Santa Fe

Steina

The elemental throb of nature and the engineered pulse of electronic circuitry make for a potent combination in Steina’s current retrospective at SITE Santa Fe. Steina and her husband, Woody Vasulka, have lived in Santa Fe since 1980. Yet longtime viewers will see immediately that the style of low-end installation that they pioneered together (banks of old TV sets and military-industrial gadgets) is long gone. Glamorous new gear—Steina’s seminal work, The West, 1983, is shown here on a twenty-one-monitor LCD flat-screen ziggurat—makes the work appear newly sleek and sumptuous.

Six large-scale video installations are the exhibition’s main event. These are constellated around the quieter imperatives of two small rooms, one filled with single-channel works from the 1970s, the other with videos from the ’80s and ’90s. An important part of Steina’s “history,” much of which she forged in experiments with a variety of collaborators, these archival videos are nonetheless often hilarious. Cantaloup, 1980, blurs the skin of the titular fruit into dotty grids accompanied by a voice-over explaining the meaning of the term pixel. Then it’s time for the horsing around. (Woody: “I’ve turned off the feedback. Let me just do some senseless movement.”)

If these modest works are the show’s liner notes, the multichannel installation videos are its operatic tour de force. Mynd, 2000, immerses the viewer in a sea of ethereal imagery, ocean waves becoming the manes of Icelandic ponies. The corners of the room fold two of the six projections in half, giving an impression of narrative sequence. The tension this illusion introduces enhances the force of Steina’s work; by unifying process and image, it establishes a visual of its own, then wraps the viewer inside it. For Borealis, 1983, the artist drove, near dawn, to a hot-water lake near Reykjavík. A sequence showing its froth and foam projected onto four floor-to-ceiling screens captures a colossal Steina, her shadow stretching over the water as the sun rises behind her.

The sound in Steina’s videos can augment or diminish their visual elements, leaving one feeling alternately revved up and hushed. Here, technology and nature are collaborators, a relationship expressed through sound. Pyroglyphs, 1995, which Steina made in collaboration with blacksmith Tom Joyce, animates the god in the forge with the percussive insistence of Joyce’s hammer strikes. The performative relationship that Steina has always had with video finds her filming Joyce tossing a blowtorch into a tub of water, its flame ghostly beneath the water and a plume of white smoke. Steina decidedly believes in magic. In Tokyo Four, 1991, she is a fascinated observer of the city. The culture offers the camera an endless parade of images—from elevator girls to the deer of Nara to Shinto shrines to supermarket shelves. The images close and open with a relentlessly repetitive rhythm.

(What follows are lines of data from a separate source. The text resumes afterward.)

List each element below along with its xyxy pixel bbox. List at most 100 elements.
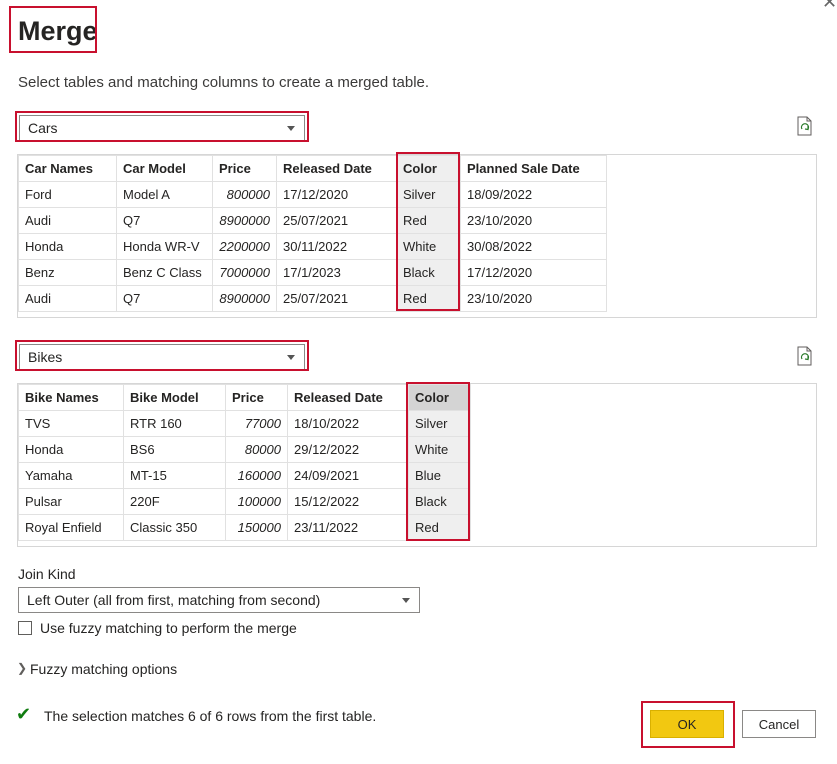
second-table-preview: Bike Names Bike Model Price Released Dat… [17, 383, 817, 547]
table-cell: 25/07/2021 [276, 285, 397, 312]
column-header[interactable]: Bike Names [18, 384, 124, 411]
ok-button[interactable]: OK [650, 710, 724, 738]
table-cell: Red [408, 514, 471, 541]
table-cell: 29/12/2022 [287, 436, 409, 463]
table-cell: 100000 [225, 488, 288, 515]
table-row: Honda BS6 80000 29/12/2022 White [18, 436, 471, 463]
column-header[interactable]: Car Names [18, 155, 117, 182]
table-cell: Pulsar [18, 488, 124, 515]
column-header-selected[interactable]: Color [408, 384, 471, 411]
table-cell: White [396, 233, 461, 260]
table-cell: BS6 [123, 436, 226, 463]
table-cell: 24/09/2021 [287, 462, 409, 489]
table-cell: 30/08/2022 [460, 233, 607, 260]
table-cell: Honda [18, 233, 117, 260]
chevron-down-icon [287, 126, 295, 131]
table-row: TVS RTR 160 77000 18/10/2022 Silver [18, 410, 471, 437]
table-cell: 17/12/2020 [276, 181, 397, 208]
refresh-icon[interactable] [796, 346, 814, 366]
table-cell: 25/07/2021 [276, 207, 397, 234]
table-cell: Q7 [116, 285, 213, 312]
second-table-select[interactable]: Bikes [19, 344, 305, 370]
table-cell: RTR 160 [123, 410, 226, 437]
check-icon: ✔ [16, 704, 32, 724]
table-cell: Yamaha [18, 462, 124, 489]
column-header[interactable]: Price [212, 155, 277, 182]
table-row: Pulsar 220F 100000 15/12/2022 Black [18, 488, 471, 515]
fuzzy-options-toggle[interactable]: Fuzzy matching options [30, 661, 177, 677]
table-row: Honda Honda WR-V 2200000 30/11/2022 Whit… [18, 233, 607, 260]
table-cell: Silver [396, 181, 461, 208]
join-kind-value: Left Outer (all from first, matching fro… [27, 592, 321, 608]
chevron-down-icon [402, 598, 410, 603]
column-header-selected[interactable]: Color [396, 155, 461, 182]
column-header[interactable]: Released Date [287, 384, 409, 411]
table-cell: Benz C Class [116, 259, 213, 286]
table-cell: Honda WR-V [116, 233, 213, 260]
column-header[interactable]: Car Model [116, 155, 213, 182]
first-table-select[interactable]: Cars [19, 115, 305, 141]
join-kind-select[interactable]: Left Outer (all from first, matching fro… [18, 587, 420, 613]
table-cell: 23/11/2022 [287, 514, 409, 541]
refresh-icon[interactable] [796, 116, 814, 136]
chevron-down-icon [287, 355, 295, 360]
fuzzy-matching-checkbox[interactable] [18, 621, 32, 635]
column-header[interactable]: Bike Model [123, 384, 226, 411]
table-cell: 150000 [225, 514, 288, 541]
table-cell: 77000 [225, 410, 288, 437]
table-cell: 2200000 [212, 233, 277, 260]
table-cell: Classic 350 [123, 514, 226, 541]
table-cell: 800000 [212, 181, 277, 208]
table-cell: 220F [123, 488, 226, 515]
table-cell: Black [408, 488, 471, 515]
first-table: Car Names Car Model Price Released Date … [18, 155, 607, 312]
table-cell: 17/1/2023 [276, 259, 397, 286]
table-cell: 8900000 [212, 285, 277, 312]
table-cell: Audi [18, 207, 117, 234]
column-header[interactable]: Planned Sale Date [460, 155, 607, 182]
table-cell: 30/11/2022 [276, 233, 397, 260]
table-cell: 160000 [225, 462, 288, 489]
first-table-select-value: Cars [28, 120, 58, 136]
table-cell: TVS [18, 410, 124, 437]
dialog-subtitle: Select tables and matching columns to cr… [18, 74, 430, 91]
table-cell: Black [396, 259, 461, 286]
table-cell: Red [396, 285, 461, 312]
dialog-title: Merge [18, 16, 98, 46]
table-cell: Silver [408, 410, 471, 437]
column-header[interactable]: Price [225, 384, 288, 411]
table-row: Audi Q7 8900000 25/07/2021 Red 23/10/202… [18, 285, 607, 312]
close-icon[interactable]: ✕ [822, 0, 837, 12]
table-cell: 18/10/2022 [287, 410, 409, 437]
table-cell: Benz [18, 259, 117, 286]
table-cell: Red [396, 207, 461, 234]
cancel-button[interactable]: Cancel [742, 710, 816, 738]
table-cell: White [408, 436, 471, 463]
table-cell: 80000 [225, 436, 288, 463]
match-status-text: The selection matches 6 of 6 rows from t… [44, 708, 377, 724]
table-row: Ford Model A 800000 17/12/2020 Silver 18… [18, 181, 607, 208]
second-table-select-value: Bikes [28, 349, 63, 365]
table-row: Benz Benz C Class 7000000 17/1/2023 Blac… [18, 259, 607, 286]
chevron-right-icon[interactable]: ❯ [17, 661, 27, 675]
table-row: Royal Enfield Classic 350 150000 23/11/2… [18, 514, 471, 541]
table-cell: Audi [18, 285, 117, 312]
table-cell: 8900000 [212, 207, 277, 234]
table-cell: 15/12/2022 [287, 488, 409, 515]
table-cell: Model A [116, 181, 213, 208]
table-row: Yamaha MT-15 160000 24/09/2021 Blue [18, 462, 471, 489]
table-cell: 17/12/2020 [460, 259, 607, 286]
table-cell: Q7 [116, 207, 213, 234]
first-table-preview: Car Names Car Model Price Released Date … [17, 154, 817, 318]
table-cell: 23/10/2020 [460, 285, 607, 312]
table-cell: 7000000 [212, 259, 277, 286]
table-cell: Blue [408, 462, 471, 489]
table-cell: MT-15 [123, 462, 226, 489]
fuzzy-matching-checkbox-label[interactable]: Use fuzzy matching to perform the merge [40, 620, 297, 636]
table-row: Audi Q7 8900000 25/07/2021 Red 23/10/202… [18, 207, 607, 234]
table-cell: Honda [18, 436, 124, 463]
column-header[interactable]: Released Date [276, 155, 397, 182]
join-kind-label: Join Kind [18, 566, 76, 582]
table-cell: 18/09/2022 [460, 181, 607, 208]
table-cell: Ford [18, 181, 117, 208]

Steina’s classical violin playing has featured in her work in video since the 1970s. She taped Violin Power, 1978, in her New York studio’s kitchen, hamming up the use of the bow; in Rome Performance, 2004, she is still playing violin, but her bow is now linked to a computer and alters prerecorded footage projected onto a screen behind her. An image of composer Trevor Wishart, for example, disorts, halving, quartering, and unfolding in floral, kaleidoscopic designs. Steina plays on.